Pode acontecer que ela arraste pelos séculos de vida poca, de vida sem brilho.  Como nações, que arrastam séculos de vida poca e sem brilho, sem utilidade para a causa de Deus.
São as múltiplas punições de uma Ordem.
* Paralelismo entre uma Ordem religiosa e a TFP
Cada um tem responsabilidade por todos. Mas há certas situações, em que Deus cobra de um ou de outro, alguma coisa – pode ser um membro muito secundário de uma Ordem – mas Deus em certa situação crítica cobra dele uma determinada coisa que é ele que tem que fazer. E se ele não faz, a Ordem toda decai por causa dele.

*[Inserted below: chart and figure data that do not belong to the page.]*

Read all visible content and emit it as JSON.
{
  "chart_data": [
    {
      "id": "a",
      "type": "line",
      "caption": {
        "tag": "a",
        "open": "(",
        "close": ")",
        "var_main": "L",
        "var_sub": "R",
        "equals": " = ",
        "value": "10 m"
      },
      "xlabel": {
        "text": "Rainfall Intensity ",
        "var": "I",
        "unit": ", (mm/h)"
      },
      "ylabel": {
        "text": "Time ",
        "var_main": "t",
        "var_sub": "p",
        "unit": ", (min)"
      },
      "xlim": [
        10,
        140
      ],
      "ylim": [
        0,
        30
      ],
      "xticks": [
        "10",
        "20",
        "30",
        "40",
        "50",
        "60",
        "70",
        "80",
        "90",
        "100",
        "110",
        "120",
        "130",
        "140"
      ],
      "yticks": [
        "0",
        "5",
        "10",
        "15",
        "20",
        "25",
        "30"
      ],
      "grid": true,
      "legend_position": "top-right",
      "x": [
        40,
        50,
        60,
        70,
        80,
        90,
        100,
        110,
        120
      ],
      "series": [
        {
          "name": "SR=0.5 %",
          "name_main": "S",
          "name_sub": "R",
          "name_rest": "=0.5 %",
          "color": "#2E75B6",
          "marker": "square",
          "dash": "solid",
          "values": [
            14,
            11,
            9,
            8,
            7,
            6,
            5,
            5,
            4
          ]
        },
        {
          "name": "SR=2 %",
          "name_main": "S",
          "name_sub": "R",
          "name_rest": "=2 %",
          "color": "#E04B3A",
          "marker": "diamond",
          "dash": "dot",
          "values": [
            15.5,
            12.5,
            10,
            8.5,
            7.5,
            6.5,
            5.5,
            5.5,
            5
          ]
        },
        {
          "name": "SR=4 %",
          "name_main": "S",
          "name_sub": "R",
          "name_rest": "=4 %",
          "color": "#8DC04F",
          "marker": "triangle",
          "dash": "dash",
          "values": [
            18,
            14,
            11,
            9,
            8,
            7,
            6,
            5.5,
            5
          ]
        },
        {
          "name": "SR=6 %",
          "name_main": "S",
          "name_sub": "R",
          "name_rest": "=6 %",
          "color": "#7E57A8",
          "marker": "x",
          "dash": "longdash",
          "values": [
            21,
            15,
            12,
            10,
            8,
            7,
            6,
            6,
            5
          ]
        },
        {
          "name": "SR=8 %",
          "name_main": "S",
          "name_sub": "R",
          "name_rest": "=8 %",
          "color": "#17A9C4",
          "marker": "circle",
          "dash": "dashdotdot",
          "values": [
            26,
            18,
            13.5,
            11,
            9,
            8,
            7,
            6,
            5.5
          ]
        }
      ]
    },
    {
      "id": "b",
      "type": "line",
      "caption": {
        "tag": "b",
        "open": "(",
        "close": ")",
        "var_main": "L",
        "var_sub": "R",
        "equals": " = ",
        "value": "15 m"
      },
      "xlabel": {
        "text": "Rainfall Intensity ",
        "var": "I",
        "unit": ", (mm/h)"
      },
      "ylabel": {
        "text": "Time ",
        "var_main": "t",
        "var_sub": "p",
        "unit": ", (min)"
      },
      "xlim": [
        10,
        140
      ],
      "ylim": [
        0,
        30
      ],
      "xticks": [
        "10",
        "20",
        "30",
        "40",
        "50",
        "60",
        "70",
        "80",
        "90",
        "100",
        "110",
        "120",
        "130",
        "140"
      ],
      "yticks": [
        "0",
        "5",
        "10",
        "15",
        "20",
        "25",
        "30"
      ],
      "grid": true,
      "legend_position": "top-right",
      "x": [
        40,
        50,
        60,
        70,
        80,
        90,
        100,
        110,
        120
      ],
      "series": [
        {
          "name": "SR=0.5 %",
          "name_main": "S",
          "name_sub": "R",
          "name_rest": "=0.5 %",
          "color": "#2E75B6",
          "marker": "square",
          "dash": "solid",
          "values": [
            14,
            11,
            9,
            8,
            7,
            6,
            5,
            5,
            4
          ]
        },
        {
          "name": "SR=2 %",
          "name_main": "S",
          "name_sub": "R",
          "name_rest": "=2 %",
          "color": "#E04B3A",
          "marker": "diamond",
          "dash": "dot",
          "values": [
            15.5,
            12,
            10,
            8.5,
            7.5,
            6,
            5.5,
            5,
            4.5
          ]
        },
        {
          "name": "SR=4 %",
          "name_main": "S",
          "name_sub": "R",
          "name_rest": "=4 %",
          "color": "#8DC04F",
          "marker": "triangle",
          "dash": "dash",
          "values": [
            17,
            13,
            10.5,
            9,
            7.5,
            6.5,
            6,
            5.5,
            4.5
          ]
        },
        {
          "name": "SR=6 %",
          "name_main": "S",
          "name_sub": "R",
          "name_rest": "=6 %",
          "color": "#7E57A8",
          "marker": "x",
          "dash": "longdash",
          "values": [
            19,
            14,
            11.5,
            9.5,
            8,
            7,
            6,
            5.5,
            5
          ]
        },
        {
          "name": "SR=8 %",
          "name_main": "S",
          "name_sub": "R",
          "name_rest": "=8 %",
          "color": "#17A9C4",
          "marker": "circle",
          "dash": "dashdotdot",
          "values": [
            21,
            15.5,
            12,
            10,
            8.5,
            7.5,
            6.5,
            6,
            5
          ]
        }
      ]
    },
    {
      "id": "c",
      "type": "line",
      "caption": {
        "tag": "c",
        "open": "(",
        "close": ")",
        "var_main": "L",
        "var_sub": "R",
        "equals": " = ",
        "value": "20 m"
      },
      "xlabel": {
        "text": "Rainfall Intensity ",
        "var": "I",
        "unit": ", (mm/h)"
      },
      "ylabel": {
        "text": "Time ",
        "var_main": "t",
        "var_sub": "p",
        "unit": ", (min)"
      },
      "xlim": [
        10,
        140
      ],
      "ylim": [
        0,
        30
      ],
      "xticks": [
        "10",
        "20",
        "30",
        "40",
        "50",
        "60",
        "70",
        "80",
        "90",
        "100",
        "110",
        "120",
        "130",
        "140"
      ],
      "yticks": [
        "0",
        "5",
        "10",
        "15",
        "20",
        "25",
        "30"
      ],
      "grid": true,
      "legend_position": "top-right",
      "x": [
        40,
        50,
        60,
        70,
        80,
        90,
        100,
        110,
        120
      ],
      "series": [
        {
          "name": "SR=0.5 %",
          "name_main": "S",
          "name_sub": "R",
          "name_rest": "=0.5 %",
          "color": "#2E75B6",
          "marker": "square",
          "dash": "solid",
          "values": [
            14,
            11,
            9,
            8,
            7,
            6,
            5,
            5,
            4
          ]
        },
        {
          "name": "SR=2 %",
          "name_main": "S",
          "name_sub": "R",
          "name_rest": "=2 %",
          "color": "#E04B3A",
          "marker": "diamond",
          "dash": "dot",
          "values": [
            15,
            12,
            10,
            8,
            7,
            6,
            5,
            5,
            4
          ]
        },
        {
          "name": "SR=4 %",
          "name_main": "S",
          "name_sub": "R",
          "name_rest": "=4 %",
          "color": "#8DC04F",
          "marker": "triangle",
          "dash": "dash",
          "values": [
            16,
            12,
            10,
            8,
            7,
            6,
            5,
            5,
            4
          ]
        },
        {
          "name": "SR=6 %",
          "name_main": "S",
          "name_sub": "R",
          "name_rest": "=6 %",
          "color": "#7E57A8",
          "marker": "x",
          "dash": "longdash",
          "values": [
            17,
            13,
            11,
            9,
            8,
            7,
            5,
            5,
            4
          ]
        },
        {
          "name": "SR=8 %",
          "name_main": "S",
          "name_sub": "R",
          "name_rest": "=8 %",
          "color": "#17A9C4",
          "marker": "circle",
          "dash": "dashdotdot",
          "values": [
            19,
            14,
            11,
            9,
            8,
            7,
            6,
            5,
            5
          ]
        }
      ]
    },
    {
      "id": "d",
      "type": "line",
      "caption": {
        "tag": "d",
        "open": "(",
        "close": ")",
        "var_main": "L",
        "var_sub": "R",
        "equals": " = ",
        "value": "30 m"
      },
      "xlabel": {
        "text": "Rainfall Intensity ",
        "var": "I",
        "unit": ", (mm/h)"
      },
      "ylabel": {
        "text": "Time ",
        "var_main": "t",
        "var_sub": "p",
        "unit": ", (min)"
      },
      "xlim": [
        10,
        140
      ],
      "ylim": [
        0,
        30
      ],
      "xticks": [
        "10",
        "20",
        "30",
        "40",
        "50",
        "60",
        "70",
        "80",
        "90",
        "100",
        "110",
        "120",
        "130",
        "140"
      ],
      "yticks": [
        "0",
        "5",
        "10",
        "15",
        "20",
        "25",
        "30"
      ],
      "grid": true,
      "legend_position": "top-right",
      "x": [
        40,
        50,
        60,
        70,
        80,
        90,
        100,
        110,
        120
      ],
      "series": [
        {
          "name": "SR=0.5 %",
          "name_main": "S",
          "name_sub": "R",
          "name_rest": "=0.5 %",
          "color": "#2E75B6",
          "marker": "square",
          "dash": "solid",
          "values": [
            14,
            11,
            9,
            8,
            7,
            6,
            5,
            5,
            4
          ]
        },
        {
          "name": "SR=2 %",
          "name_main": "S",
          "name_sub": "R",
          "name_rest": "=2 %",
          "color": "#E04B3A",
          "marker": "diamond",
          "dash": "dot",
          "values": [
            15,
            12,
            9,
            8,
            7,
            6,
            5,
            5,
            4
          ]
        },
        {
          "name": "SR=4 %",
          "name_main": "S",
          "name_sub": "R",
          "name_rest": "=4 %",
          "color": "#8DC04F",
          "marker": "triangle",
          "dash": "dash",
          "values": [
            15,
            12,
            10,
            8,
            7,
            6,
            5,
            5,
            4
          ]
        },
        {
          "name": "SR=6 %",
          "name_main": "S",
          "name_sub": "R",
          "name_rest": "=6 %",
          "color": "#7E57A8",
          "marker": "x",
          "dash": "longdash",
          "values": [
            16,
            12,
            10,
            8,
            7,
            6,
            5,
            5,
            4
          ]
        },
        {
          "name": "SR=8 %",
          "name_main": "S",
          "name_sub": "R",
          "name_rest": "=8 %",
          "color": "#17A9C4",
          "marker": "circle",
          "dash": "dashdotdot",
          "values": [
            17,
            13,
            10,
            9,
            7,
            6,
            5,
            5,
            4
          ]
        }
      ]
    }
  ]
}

A TFP não é uma Ordem, mas tem certa analogia, como nossos “Torreões” exprimem, com uma Ordem.  Na TFP, pode ser que um membro apagado, um membro zero da TFP, um pecador! Deus dê a ele numa certa hora a graça de se arrepender de seu pecado e de tomar uma atitude melhor.
Pouco depois ele vai encontrar um outro, que está nos bordos do pecado, e a quem ele, por uma boa palavra, vai dizer algo que evite que o outro caia.  Este está destinado a ser um luminar da TFP.  E aquele foi o responsável por aquele outro.
São coisas que são desígnios misteriosos da Providência.
Cada um de nós – não sou só eu – cada um de nós é responsável por alguma coisa que deva fazer. E que no jogo de xadrez de Deus representa uma peça insubstituível naquele lance. E a gente não sabe! É um estímulo para proceder sempre do melhor modo possível.